En dépit de l’inflexion de leur discours depuis février 2022, les élus RN au Parlement européen ont continué à freiner la solidarité avec Kiev et les mesures de rétorsion à l’égard de la Russie. Ils ont voté contre la résolution réclamant la création d’une seconde commission spéciale sur la désinformation et les ingérences étrangères, notamment de la Russie (10 mars 2022), contre la résolution pour accorder une libéralisation temporaire des échanges entre l’UE et l’Ukraine (le 19 mai 2022) et contre la résolution visant à faire reconnaître la Fédération de Russie comme État soutenant le terrorisme (le 23 novembre 2022).

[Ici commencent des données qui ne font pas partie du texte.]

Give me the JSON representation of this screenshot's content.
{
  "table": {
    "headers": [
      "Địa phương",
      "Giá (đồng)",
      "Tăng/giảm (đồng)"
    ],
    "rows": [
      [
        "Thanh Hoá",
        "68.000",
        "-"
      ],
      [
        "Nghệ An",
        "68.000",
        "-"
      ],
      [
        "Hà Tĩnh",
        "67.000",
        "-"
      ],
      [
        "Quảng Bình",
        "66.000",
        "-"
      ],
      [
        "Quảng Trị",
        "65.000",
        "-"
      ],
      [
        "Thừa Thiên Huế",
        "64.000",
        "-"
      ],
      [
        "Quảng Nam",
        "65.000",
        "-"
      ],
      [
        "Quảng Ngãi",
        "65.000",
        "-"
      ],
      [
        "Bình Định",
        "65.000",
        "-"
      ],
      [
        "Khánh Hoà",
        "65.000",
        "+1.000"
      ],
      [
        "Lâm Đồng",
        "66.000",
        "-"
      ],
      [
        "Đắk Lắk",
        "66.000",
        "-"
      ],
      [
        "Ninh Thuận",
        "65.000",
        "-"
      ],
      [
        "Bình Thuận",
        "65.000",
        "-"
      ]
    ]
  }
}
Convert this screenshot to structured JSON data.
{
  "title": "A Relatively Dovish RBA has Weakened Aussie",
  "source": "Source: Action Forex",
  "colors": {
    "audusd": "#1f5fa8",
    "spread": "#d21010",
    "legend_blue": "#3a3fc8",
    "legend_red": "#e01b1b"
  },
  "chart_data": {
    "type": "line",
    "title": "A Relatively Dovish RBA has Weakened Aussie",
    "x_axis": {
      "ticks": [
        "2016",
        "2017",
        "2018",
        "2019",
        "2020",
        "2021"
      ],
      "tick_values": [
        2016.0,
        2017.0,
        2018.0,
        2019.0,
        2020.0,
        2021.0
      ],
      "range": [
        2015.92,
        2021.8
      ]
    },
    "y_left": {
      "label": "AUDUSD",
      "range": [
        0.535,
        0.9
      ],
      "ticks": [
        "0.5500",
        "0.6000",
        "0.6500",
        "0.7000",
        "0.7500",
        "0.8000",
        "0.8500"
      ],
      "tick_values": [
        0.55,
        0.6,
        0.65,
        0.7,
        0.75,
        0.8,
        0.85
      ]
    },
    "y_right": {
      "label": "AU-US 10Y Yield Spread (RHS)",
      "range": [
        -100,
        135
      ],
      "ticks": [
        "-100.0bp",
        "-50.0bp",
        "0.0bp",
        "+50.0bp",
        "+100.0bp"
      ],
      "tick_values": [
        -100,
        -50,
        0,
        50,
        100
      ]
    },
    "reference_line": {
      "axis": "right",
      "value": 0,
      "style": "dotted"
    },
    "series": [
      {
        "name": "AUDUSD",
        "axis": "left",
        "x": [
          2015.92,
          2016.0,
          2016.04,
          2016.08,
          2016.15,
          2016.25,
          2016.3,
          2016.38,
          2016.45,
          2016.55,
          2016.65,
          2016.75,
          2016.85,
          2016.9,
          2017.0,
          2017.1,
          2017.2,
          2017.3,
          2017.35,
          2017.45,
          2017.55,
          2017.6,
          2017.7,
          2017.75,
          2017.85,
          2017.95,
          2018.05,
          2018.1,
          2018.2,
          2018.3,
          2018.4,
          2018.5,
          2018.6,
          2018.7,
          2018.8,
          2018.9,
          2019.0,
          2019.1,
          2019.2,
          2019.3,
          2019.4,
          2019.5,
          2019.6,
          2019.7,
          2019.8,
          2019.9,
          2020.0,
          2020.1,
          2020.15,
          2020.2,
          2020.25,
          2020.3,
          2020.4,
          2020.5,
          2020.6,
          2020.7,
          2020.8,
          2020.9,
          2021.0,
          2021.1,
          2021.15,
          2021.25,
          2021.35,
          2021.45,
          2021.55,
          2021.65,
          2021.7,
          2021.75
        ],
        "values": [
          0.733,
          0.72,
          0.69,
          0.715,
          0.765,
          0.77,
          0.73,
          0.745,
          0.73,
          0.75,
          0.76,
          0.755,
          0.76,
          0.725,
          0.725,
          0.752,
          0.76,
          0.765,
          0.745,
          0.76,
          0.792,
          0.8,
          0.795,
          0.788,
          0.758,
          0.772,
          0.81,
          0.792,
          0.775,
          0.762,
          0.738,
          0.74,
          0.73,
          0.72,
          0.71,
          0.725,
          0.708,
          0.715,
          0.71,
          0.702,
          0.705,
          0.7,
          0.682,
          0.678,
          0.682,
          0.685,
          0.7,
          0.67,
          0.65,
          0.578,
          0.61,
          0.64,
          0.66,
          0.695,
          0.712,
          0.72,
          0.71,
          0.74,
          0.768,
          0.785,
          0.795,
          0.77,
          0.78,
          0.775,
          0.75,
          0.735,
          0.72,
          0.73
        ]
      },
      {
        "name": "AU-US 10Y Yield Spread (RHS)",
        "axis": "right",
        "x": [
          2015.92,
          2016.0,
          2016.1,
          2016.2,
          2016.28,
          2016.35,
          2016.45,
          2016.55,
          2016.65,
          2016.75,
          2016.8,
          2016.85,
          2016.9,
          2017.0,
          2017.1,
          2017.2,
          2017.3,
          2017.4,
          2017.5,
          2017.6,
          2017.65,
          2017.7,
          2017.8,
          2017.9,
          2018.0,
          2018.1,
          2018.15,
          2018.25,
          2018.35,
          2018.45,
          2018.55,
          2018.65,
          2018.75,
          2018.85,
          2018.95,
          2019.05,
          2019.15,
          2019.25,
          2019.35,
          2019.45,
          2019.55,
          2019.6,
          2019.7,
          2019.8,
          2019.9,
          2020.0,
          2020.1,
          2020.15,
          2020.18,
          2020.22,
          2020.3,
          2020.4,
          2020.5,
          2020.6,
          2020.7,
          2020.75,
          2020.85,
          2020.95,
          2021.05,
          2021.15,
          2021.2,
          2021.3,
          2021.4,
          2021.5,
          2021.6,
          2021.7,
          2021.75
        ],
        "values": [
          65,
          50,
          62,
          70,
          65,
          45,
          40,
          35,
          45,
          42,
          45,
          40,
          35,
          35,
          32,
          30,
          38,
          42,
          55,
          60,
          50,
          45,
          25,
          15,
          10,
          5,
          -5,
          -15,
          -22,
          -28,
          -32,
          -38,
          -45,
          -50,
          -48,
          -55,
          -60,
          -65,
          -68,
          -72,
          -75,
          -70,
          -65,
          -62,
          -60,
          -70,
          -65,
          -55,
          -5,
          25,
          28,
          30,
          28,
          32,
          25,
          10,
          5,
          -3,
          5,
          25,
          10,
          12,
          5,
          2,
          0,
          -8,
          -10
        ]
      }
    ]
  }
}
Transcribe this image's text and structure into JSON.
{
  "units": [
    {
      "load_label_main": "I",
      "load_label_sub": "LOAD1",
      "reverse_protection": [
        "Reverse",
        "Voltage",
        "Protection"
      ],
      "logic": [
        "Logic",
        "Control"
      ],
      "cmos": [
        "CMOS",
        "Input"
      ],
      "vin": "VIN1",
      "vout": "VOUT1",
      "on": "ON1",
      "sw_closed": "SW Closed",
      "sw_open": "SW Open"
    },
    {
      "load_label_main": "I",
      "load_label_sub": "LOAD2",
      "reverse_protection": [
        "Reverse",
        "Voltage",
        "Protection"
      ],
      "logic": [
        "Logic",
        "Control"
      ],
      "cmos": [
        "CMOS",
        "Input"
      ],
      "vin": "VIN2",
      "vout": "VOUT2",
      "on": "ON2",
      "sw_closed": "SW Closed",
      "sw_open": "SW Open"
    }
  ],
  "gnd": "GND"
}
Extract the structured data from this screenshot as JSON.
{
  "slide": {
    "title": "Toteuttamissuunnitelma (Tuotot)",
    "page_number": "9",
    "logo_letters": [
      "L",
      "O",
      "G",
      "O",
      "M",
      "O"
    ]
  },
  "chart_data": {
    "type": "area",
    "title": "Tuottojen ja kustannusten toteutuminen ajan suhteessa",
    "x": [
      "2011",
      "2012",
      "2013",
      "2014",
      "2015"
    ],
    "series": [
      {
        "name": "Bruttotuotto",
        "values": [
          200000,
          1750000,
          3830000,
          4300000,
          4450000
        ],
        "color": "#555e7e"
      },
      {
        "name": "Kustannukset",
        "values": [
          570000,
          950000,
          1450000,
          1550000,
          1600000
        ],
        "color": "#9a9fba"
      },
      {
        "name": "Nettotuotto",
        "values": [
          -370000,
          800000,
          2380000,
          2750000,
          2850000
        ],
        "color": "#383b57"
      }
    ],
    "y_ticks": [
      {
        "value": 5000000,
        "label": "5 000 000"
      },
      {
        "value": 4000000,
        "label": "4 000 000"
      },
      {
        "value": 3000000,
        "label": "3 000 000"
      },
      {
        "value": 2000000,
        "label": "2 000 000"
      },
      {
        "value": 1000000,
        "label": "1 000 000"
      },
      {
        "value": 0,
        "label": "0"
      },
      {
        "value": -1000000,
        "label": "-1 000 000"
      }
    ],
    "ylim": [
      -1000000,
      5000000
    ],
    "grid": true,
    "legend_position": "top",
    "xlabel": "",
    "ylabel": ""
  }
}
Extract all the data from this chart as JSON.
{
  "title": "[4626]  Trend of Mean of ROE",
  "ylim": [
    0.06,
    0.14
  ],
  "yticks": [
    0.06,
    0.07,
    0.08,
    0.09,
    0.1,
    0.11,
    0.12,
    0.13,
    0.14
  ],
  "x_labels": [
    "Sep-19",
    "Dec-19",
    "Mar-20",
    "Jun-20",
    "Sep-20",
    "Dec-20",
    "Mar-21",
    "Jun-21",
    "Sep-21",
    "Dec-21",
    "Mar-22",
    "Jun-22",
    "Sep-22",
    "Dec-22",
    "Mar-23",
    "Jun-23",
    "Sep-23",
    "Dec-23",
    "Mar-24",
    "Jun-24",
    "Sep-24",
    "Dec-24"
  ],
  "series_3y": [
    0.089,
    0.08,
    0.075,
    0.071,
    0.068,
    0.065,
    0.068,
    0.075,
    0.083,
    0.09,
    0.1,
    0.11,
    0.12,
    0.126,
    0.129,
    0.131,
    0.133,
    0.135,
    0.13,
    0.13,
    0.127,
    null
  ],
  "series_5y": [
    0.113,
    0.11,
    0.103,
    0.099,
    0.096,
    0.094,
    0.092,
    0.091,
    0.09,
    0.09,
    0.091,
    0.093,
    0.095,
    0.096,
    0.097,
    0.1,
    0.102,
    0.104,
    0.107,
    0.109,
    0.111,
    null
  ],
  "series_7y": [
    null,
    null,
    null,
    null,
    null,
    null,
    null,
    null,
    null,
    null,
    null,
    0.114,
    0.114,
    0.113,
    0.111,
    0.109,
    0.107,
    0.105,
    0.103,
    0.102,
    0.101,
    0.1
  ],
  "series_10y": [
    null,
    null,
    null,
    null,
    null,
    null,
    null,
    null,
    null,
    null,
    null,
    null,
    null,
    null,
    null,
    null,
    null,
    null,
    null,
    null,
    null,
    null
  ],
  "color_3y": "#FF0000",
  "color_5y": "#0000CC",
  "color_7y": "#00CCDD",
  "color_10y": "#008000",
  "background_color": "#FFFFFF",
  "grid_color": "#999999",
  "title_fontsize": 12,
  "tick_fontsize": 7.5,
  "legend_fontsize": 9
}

Ils se sont abstenus sur la résolution condamnant l’escalade de la Russie dans sa guerre d’agression contre l’Ukraine (le 6 octobre 2022), sur la résolution visant à établir un instrument de soutien financier à l’Ukraine pour 2023 (le 24 novembre 2022), sur la résolution visant à mettre en place un tribunal sur le crime d’agression commis par la Russie contre l’Ukraine (le 19 janvier 2023), sur la résolution sur la préparation du sommet UE-Ukraine (le 2 février 2023), sur la résolution condamnant les conditions de détention d’Alexeï Navalny et d’autres prisonniers politiques russes (le 16 février 2023), sur la résolution à l’occasion des 1 an de l’invasion et de la guerre d’agression lancée par la Russie contre l’Ukraine (le 16 février 2023).
Et ils se sont organisés pour être absents lors des votes sur la résolution appelant à renforcer les sanctions contre la Russie (le 7 avril 2022) et sur la résolution condamnant la répression accrue du régime russe ainsi que la condamnation d’Alexeï Navalny (le 7 avril 2022).
https://www.lagrandeconversation.com/po ... sparaitre/
Bon en même temps que le RN mente ou pas ses électeurs s'en foutent.